The whole thing only works because of a clean line between what is shared and what is language-specific. The shared layer is the conventions. Every generated service, whatever the language, exposes health and readiness in the same shape, registers itself the same way, speaks the same contracts, and follows the same observability scaffolding. If you have seen one Re-Shell service, you know where to look in any of them, even in a language you do not write.

What is necessarily specific is everything below that line. Idiomatic Rust error handling looks nothing like idiomatic Python. Spring Boot's dependency injection has no analog in a Minimal API setup. I do not try to paper over those differences with some lowest-common-denominator abstraction, because that produces code that is awkward in every language and idiomatic in none. The generators emit code that a senior engineer in that ecosystem would recognize as normal. The consistency lives in the interfaces and conventions, not in forcing the implementations to look alike.

Keeping generators consistent

The practical challenge is keeping these generators from drifting apart as they evolve. The way I manage it is to treat the conventions as the source of truth and the language templates as implementations of those conventions. When I change how health checks are structured, that is a change to the convention, and every generator has to satisfy the new convention. The templating approach is deliberately not clever. Each ecosystem has its own templates, written to be readable on their own, rather than one mega-template trying to abstract over five languages at once.

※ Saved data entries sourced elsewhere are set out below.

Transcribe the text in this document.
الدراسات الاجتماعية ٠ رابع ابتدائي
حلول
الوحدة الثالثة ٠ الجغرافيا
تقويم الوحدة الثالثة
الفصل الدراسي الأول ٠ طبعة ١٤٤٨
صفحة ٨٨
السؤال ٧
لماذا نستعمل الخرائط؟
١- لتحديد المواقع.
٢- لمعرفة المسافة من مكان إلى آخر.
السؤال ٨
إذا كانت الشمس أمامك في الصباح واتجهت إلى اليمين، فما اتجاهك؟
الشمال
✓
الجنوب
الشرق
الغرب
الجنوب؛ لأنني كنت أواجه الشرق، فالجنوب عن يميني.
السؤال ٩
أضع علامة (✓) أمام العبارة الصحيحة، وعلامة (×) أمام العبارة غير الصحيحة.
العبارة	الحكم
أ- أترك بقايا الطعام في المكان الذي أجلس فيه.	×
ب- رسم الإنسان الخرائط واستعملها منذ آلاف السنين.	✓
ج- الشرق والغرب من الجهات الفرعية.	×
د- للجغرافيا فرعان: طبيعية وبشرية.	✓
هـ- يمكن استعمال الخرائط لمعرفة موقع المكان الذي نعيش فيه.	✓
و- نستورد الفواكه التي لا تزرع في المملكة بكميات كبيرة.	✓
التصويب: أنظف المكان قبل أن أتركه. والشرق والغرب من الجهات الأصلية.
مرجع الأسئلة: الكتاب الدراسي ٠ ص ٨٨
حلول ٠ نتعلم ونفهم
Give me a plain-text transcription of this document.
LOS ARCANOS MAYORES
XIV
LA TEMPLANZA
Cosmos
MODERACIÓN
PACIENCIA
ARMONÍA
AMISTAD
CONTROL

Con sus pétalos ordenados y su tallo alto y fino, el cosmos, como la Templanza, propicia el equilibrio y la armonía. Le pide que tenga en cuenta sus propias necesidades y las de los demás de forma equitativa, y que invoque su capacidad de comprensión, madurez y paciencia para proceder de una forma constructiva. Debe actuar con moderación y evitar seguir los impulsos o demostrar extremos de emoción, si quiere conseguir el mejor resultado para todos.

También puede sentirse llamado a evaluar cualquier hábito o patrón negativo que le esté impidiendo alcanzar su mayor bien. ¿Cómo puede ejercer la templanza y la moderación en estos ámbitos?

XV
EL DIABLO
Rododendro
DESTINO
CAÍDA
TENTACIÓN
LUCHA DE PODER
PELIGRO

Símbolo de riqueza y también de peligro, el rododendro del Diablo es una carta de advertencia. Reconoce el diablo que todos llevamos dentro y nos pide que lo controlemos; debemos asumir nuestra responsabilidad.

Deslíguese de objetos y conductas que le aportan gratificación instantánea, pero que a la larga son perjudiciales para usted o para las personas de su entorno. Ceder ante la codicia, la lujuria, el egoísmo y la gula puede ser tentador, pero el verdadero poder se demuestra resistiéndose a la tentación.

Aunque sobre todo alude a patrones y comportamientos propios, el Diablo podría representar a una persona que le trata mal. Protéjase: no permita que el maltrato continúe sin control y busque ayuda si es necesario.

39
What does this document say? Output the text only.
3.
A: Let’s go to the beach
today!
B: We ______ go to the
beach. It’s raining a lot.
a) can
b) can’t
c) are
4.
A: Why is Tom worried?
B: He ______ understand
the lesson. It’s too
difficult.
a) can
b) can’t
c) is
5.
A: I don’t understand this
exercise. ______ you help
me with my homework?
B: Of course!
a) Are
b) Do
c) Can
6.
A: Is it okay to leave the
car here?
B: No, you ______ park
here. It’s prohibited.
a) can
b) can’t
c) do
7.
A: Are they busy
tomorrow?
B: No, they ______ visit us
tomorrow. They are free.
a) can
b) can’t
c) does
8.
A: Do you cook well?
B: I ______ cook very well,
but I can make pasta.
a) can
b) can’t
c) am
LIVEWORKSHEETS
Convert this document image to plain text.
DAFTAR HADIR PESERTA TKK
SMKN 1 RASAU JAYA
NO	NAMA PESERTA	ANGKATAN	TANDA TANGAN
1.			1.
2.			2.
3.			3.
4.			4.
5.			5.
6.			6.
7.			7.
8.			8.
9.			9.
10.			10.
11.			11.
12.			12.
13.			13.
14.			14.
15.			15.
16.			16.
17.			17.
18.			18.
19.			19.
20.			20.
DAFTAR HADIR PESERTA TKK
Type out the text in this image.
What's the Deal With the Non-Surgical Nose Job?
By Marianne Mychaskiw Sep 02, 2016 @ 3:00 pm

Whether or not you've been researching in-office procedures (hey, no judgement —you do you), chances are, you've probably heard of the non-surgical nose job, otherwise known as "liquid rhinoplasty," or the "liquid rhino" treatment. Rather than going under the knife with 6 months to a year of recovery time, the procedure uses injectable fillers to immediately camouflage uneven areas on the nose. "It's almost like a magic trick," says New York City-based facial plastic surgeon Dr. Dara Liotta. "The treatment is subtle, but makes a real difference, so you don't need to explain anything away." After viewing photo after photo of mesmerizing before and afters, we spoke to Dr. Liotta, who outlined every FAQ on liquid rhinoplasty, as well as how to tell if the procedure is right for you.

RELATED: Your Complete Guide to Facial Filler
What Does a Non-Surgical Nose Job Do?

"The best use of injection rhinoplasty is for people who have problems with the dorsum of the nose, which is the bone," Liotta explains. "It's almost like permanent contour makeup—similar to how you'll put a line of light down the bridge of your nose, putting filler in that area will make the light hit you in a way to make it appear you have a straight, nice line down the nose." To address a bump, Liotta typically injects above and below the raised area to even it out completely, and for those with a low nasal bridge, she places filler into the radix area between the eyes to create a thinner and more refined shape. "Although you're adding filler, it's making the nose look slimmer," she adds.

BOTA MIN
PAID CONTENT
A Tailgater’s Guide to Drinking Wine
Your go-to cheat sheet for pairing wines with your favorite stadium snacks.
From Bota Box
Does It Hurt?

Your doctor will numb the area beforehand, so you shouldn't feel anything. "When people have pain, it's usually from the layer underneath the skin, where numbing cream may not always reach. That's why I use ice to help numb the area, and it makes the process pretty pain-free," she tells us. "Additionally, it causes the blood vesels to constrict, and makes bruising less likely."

This is exactly the kind of work where an AI coding agent is genuinely useful and exactly where its limits show. When I update a convention, the work of propagating that change across five language templates, in idioms I am stronger in for some than others, is enormous and repetitive. Claude is good at that propagation, and good at flagging where an idiom in one language has no clean equivalent in another, which is usually where the interesting design questions hide. My Rust is solid and my Vert.x is rustier, and having an agent that can draft the idiomatic version in a framework I touch less often, which I then review against the convention, is what makes maintaining five ecosystems tractable for one person. What it cannot do is decide what the convention should be. That judgment stays with me, because it depends on knowing how these services actually fail in production.

The point of all of it

Generating backends in five languages is not a flex. It is a direct consequence of refusing to bake a stack choice into the platform. The conventions are the real product. The languages are interchangeable surfaces over a consistent set of seams, and the moment you see it that way, supporting five of them stops looking like five times the work and starts looking like one platform with five front ends. That is the bet Re-Shell makes, and so far it has held up.